Die Frage, die sich viele Katzenhalter stellen, beschäftigt auch die Wissenschaft: Kannst Du von der Fellfarbe einer Katze auf ihren Charakter schließen? Sind Katzen mit weißem Fell friedlicher als getigerte Katzen? DeineTierwelt wirft einen Blick auf die wichtigsten Studien zu dem Thema.

„Schwarze Katze von links, Unglück bringt‘s!“ Katzen mit schwarzer Fellfarbe sind das Paradebeispiel dafür, dass auch Katzen nach ihrem Äußeren bewertet werden.
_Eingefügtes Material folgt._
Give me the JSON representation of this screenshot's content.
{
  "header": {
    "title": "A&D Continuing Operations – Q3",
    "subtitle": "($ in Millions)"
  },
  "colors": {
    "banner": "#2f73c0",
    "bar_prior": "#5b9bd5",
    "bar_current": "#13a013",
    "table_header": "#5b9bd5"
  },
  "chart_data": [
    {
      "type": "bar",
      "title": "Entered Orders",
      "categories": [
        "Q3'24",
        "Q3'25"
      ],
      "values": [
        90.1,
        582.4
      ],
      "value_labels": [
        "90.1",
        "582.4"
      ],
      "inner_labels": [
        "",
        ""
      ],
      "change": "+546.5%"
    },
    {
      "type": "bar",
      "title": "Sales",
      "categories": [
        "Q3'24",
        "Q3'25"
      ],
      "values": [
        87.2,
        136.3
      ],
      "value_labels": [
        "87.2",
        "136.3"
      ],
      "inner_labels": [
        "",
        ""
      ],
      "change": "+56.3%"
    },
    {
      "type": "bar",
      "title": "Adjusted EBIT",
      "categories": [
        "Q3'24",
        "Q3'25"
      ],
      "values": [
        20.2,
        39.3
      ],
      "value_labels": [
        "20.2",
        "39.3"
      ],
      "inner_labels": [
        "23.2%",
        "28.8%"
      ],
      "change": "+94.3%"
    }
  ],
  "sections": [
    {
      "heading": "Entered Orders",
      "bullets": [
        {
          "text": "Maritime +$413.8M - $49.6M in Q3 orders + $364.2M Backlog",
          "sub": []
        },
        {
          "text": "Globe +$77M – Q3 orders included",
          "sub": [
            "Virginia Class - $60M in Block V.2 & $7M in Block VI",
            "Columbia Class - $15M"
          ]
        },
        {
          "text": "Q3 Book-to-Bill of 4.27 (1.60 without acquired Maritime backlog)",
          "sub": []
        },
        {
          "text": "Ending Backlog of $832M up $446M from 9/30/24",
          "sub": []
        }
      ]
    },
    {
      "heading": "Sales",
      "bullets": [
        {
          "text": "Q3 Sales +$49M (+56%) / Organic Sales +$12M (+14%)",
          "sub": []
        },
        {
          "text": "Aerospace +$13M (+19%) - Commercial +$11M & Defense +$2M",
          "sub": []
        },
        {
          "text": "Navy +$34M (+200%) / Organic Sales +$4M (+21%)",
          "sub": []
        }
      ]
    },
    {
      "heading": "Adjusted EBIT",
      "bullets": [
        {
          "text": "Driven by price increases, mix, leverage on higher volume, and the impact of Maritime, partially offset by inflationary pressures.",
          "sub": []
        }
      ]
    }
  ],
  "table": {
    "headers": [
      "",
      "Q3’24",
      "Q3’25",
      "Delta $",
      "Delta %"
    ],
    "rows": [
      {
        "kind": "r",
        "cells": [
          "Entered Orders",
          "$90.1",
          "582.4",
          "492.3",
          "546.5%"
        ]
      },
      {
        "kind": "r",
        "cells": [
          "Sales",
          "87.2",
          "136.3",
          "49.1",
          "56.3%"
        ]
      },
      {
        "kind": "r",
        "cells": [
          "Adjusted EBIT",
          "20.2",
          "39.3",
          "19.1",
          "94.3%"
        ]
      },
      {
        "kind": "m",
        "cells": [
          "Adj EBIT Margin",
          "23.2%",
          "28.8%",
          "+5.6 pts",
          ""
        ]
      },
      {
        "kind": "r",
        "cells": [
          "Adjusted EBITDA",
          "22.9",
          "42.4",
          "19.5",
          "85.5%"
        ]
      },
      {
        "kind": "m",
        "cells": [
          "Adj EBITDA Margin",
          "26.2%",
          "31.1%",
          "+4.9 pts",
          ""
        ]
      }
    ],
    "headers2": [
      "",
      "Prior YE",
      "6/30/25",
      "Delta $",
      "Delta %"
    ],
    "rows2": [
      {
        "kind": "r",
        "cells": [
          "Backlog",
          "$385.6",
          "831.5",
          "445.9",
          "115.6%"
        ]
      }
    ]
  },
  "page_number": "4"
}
Für manche reicht ein Blick auf die Fellfarbe einer Katze, und sie bilden sich eine Meinung über den Charakter des Tieres. Aber verrät die Fellfarbe einer Mieze tatsächlich, wie sie tickt?

In den vergangenen Jahren haben sich auch zwei Universitäten in Kalifornien mit dem Thema beschäftigt. Zuerst erforschten Wissenschaftler an der UC Berkley 2012 die Vorurteile, die Menschen gegenüber bestimmten Fellfarben bei Katzen haben – vor allem interessierte sie daran, ob einige Katzen im Tierheim aufgrund ihres Aussehens bessere Chancen auf Adoption haben.

Die Forscher befragten 189 Personen nach ihrer Erfahrung mit Katzen. Diese sollten anhand von Fotos einschätzen, welche Eigenschaften die abgebildete Mieze haben könnte.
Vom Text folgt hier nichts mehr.